Sementara itu Wakil Gubernur Provinsi Aceh Nova Iriansyah sangat apresiatif dengan
diadakannya seminar nasional kerjasama BPPT dan Kemenko Maritim. Dia berharap dari hasil
seminar ini dapat menambah lagi daya tarik Sabang kepada wisatawan mancanegara. “Kami
sangat mengapresiasi langkah BPPT dan Kemenko Maritim yang menyelenggarakan seminar
ini. Mudah-mudahan dalam seminar ini akan ada tindak lanjut untuk bisa memoles wajah
sabang dan mengupgrade sabang, dan kami berharap daya tarik Sabang bagi wisatawan
mancanegara semakin hari semakin meningkat.” Ungkapnya.
SATO UMI
Dalam seminar dan workshop tersebut selain disampaikan mengenai berbagai kebijakan dan
potensi pengembangan wisata bahari di Indonesia dan Sabang, juga terdapat pembahasan
tentang kemajuan dan perkembangan akan penerapan konsep Sato Umi di Indonesia. Sato Umi
sendiri merupakan konsep pengelolaan sumber daya perikanan secara berkelanjutan dimana
intervensi manusia dalam pengelolaan sumber daya perikanan di wilayah pesisir dan laut dapat
meningkatkan produktifitas dan keragaman jenis sumber daya perikanan secara berkelanjutan.

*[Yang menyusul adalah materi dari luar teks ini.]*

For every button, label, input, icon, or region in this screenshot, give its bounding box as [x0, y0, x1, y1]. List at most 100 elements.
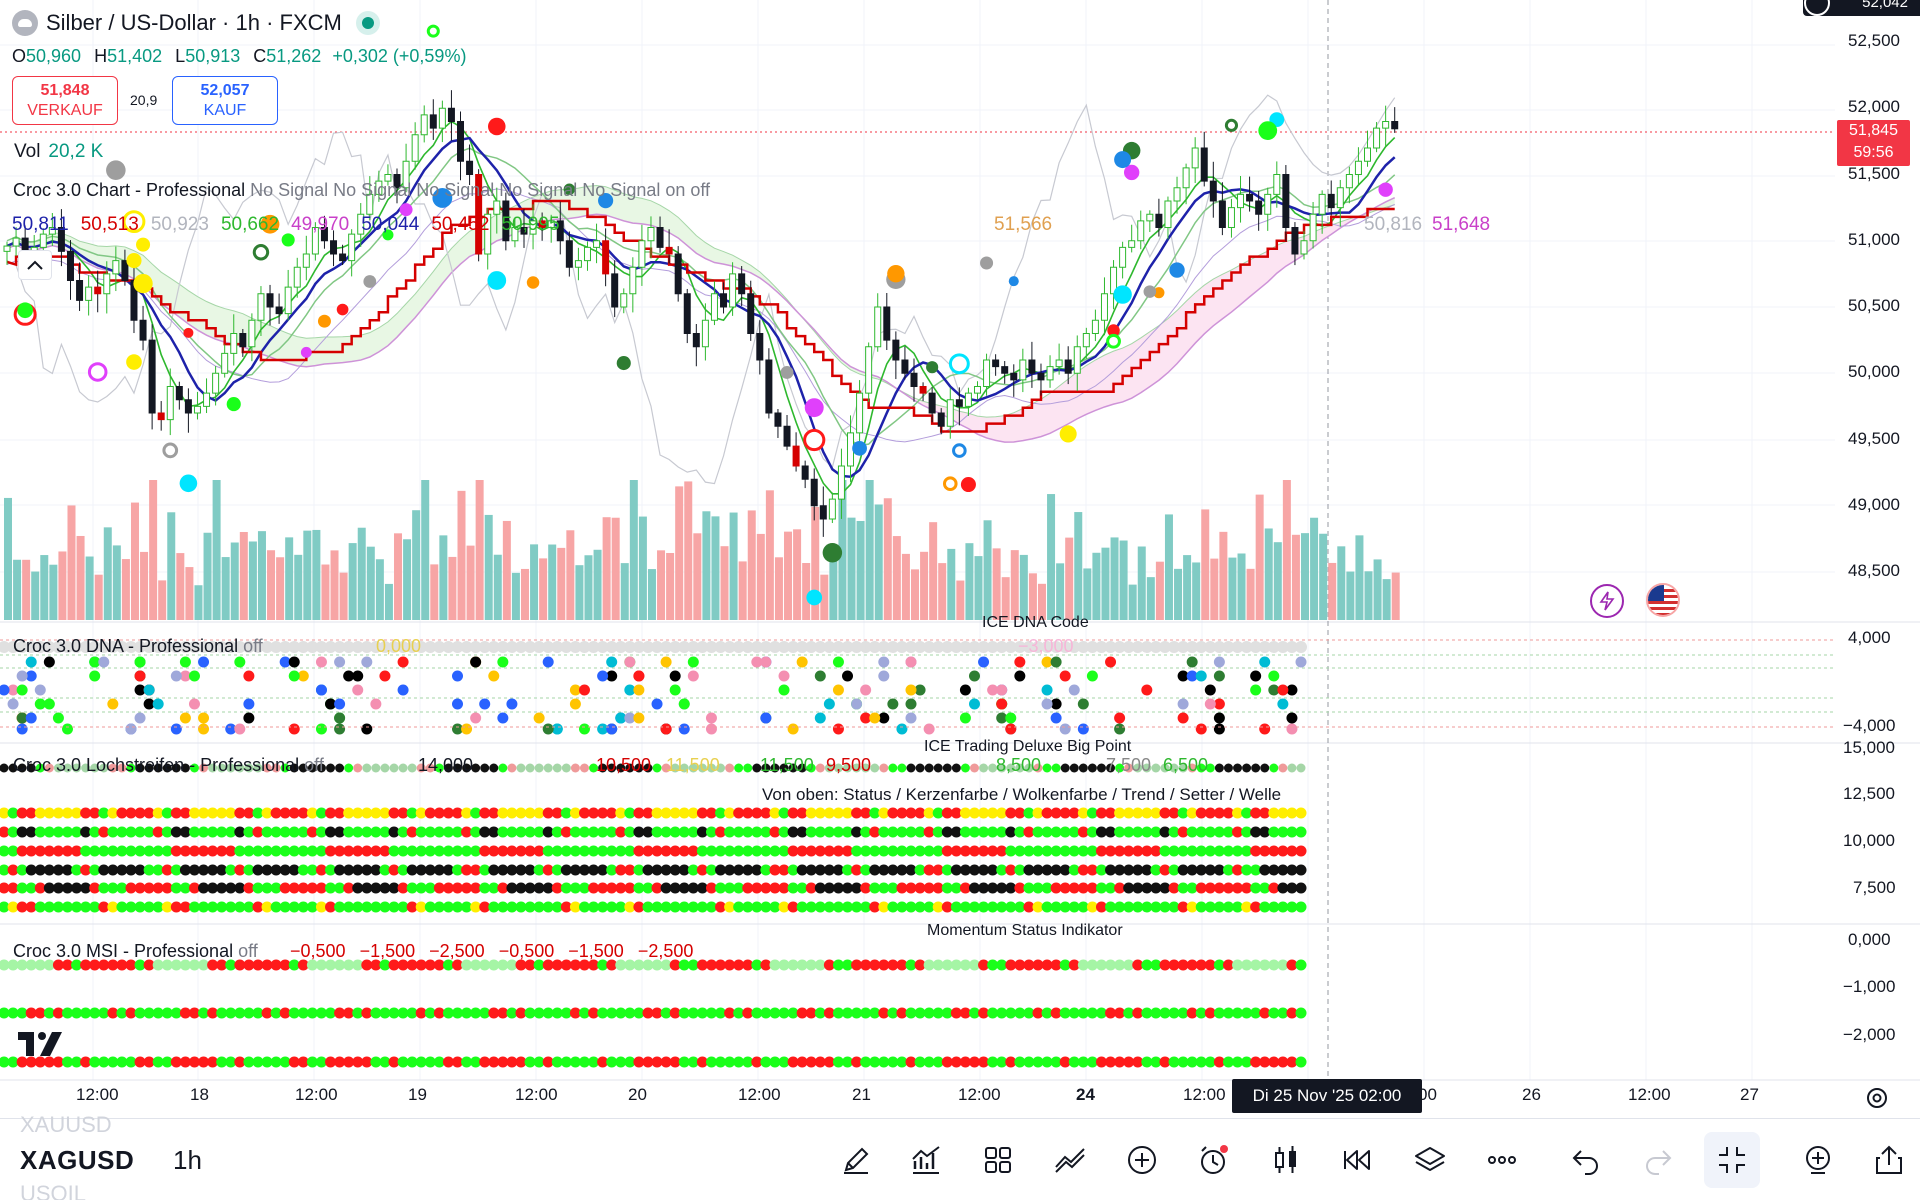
- loch-wave-dot: [1005, 901, 1017, 913]
- alert-button[interactable]: [1193, 1139, 1235, 1181]
- msi-row-3: [161, 1056, 173, 1068]
- replay-button[interactable]: [1337, 1139, 1379, 1181]
- add-button[interactable]: [1121, 1139, 1163, 1181]
- loch-status-dot: [343, 807, 355, 819]
- loch-trend-dot: [7, 864, 19, 876]
- ticker-next[interactable]: USOIL: [20, 1181, 87, 1200]
- volume-legend[interactable]: Vol 20,2 K: [14, 141, 103, 163]
- loch-cloud-dot: [1232, 845, 1244, 857]
- indicators-button[interactable]: [905, 1139, 947, 1181]
- buy-button[interactable]: 52,057 KAUF: [172, 76, 278, 125]
- candle-body: [311, 227, 319, 255]
- loch-setter-dot: [633, 882, 645, 894]
- loch-wave-dot: [297, 901, 309, 913]
- tradingview-logo[interactable]: [18, 1030, 64, 1063]
- loch-wave-dot: [125, 901, 137, 913]
- ticker-symbol[interactable]: XAGUSD: [20, 1145, 135, 1175]
- chevron-up-icon: [27, 260, 43, 270]
- dna-ghost-dot: [360, 641, 373, 653]
- dna-ghost-dot: [369, 641, 382, 653]
- loch-trend-dot: [1186, 864, 1198, 876]
- msi-row-2: [923, 1007, 935, 1019]
- more-button[interactable]: [1481, 1139, 1523, 1181]
- dna-dot: [1204, 684, 1216, 696]
- loch-status-dot: [1159, 807, 1171, 819]
- dna-dot: [869, 712, 881, 724]
- interval-selector[interactable]: 1h: [173, 1145, 202, 1175]
- chart-settings-button[interactable]: [1864, 1085, 1890, 1116]
- candle-body: [475, 174, 483, 255]
- croc-chart-legend[interactable]: Croc 3.0 Chart - Professional No Signal …: [13, 180, 710, 201]
- msi-row-1: [461, 959, 473, 971]
- dna-dot: [606, 723, 618, 735]
- dna-dot: [1177, 698, 1189, 710]
- loch-trend-dot: [932, 864, 944, 876]
- dna-ghost-dot: [823, 641, 836, 653]
- ma-line-1: [6, 147, 1396, 447]
- msi-row-2: [914, 1007, 926, 1019]
- loch-wave-dot: [705, 901, 717, 913]
- dna-dot: [533, 712, 545, 724]
- dna-dot: [179, 712, 191, 724]
- msi-row-3: [778, 1056, 790, 1068]
- dna-ghost-dot: [505, 641, 518, 653]
- loch-candle-dot: [542, 826, 554, 838]
- lightning-button[interactable]: [1590, 584, 1624, 618]
- layers-button[interactable]: [1409, 1139, 1451, 1181]
- loch-legend[interactable]: Croc 3.0 Lochstreifen - Professional off: [13, 755, 324, 776]
- msi-row-3: [379, 1056, 391, 1068]
- volume-bar: [1155, 561, 1164, 620]
- loch-status-dot: [733, 807, 745, 819]
- candle-body: [175, 386, 183, 401]
- add-pane-button[interactable]: [1797, 1139, 1839, 1181]
- undo-button[interactable]: [1565, 1139, 1607, 1181]
- loch-trend-dot: [107, 864, 119, 876]
- msi-row-1: [198, 959, 210, 971]
- senkou-a-line: [6, 184, 1395, 418]
- layout-button[interactable]: [977, 1139, 1019, 1181]
- share-button[interactable]: [1868, 1139, 1910, 1181]
- ticker-prev[interactable]: XAUUSD: [20, 1112, 112, 1137]
- loch-trend-dot: [851, 864, 863, 876]
- signal-dot: [1107, 324, 1120, 337]
- dna-dot: [397, 656, 409, 668]
- us-flag-button[interactable]: [1646, 583, 1680, 617]
- loch-setter-dot: [696, 882, 708, 894]
- loch-wave-dot: [578, 901, 590, 913]
- loch-top-dot: [1060, 763, 1070, 773]
- msi-row-2: [968, 1007, 980, 1019]
- fullscreen-exit-button[interactable]: [1704, 1132, 1760, 1188]
- msi-row-1: [297, 959, 309, 971]
- add-alert-price-button[interactable]: [1804, 0, 1830, 16]
- msi-row-3: [796, 1056, 808, 1068]
- msi-row-1: [615, 959, 627, 971]
- chart-canvas[interactable]: [0, 0, 1920, 1118]
- msi-row-3: [98, 1056, 110, 1068]
- sell-button[interactable]: 51,848 VERKAUF: [12, 76, 118, 125]
- symbol-legend[interactable]: Silber / US-Dollar · 1h · FXCM: [12, 10, 380, 36]
- msi-row-1: [1232, 959, 1244, 971]
- msi-row-2: [1277, 1007, 1289, 1019]
- loch-status-dot: [669, 807, 681, 819]
- loch-setter-dot: [1023, 882, 1035, 894]
- msi-row-1: [1095, 959, 1107, 971]
- candle-style-button[interactable]: [1265, 1139, 1307, 1181]
- signal-ring: [1106, 333, 1121, 349]
- loch-trend-dot: [959, 864, 971, 876]
- drawings-button[interactable]: [1049, 1139, 1091, 1181]
- loch-value-4: 11,500: [760, 755, 814, 775]
- dna-subtitle: ICE DNA Code: [982, 614, 1089, 631]
- collapse-legend-button[interactable]: [18, 250, 52, 280]
- msi-legend[interactable]: Croc 3.0 MSI - Professional off: [13, 941, 258, 962]
- loch-candle-dot: [52, 826, 64, 838]
- pencil-button[interactable]: [835, 1139, 877, 1181]
- dna-legend[interactable]: Croc 3.0 DNA - Professional off: [13, 636, 263, 657]
- loch-setter-dot: [306, 882, 318, 894]
- loch-wave-dot: [89, 901, 101, 913]
- volume-bar: [557, 547, 566, 620]
- redo-button[interactable]: [1637, 1139, 1679, 1181]
- candle-body: [484, 213, 492, 255]
- loch-setter-dot: [1077, 882, 1089, 894]
- dna-dot: [89, 656, 101, 668]
- loch-trend-dot: [1295, 864, 1307, 876]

Mengenai konsep Sato Umi lebih lanjut dibahas oleh Deputi Safri sebagai gagasan baru yang
semestinya bisa diterapkan di Indonesia.

“Sektor perikanan tangkap yang terkendali, budidaya yang berkelanjutan dan pariwisata bahari
adalah tiga peluang yang bisa dikembangkan dalam konsep blue ekonomi, yang diharapkan
pula menjadi roda penggerak ekonomi maritim untuk generasi saat ini dan masa yang akan
datang.” Ungkap Safri
“Untuk itulah konsep baru untuk perencanaan berkelanjutan disebut SATO UMI ini,
didefinisikan sebagai produktivitas dan keanekaragaman hayati yang tinggi di wilayah pesisir
laut dengan interaksi manusia. Konsep ini sangat tepat untuk diadopsi di Indonesia, dengan
menerapkan konsep pengelolaan dan pemanfaatan sumber daya alam dengan
mempertimbangkan dan memperhatikan keseimbangan dan stabilitas sumber daya alam dan
lingkungannya dalam konsep SATO UMI.” Lanjutnya
Dengan diterapkannya konsep SATO UMI, diharapkan kedepannya dapat mengoptimalkan
pemanfaatan lahan tambak, marginal dan idol serta sumber daya perikanan dan kelautan di
wilayah pesisir Indonesia, guna meningkatkan kesejahteraan masyarakat dan pendapatan
ekonomi Lokal, Regional dan Nasional. “Untuk itu saya setuju kalau untuk wilayah sabang ini
dijadikan contoh untuk penerapan konsep SATO UMI di Indonesia ini.” Tutupnya.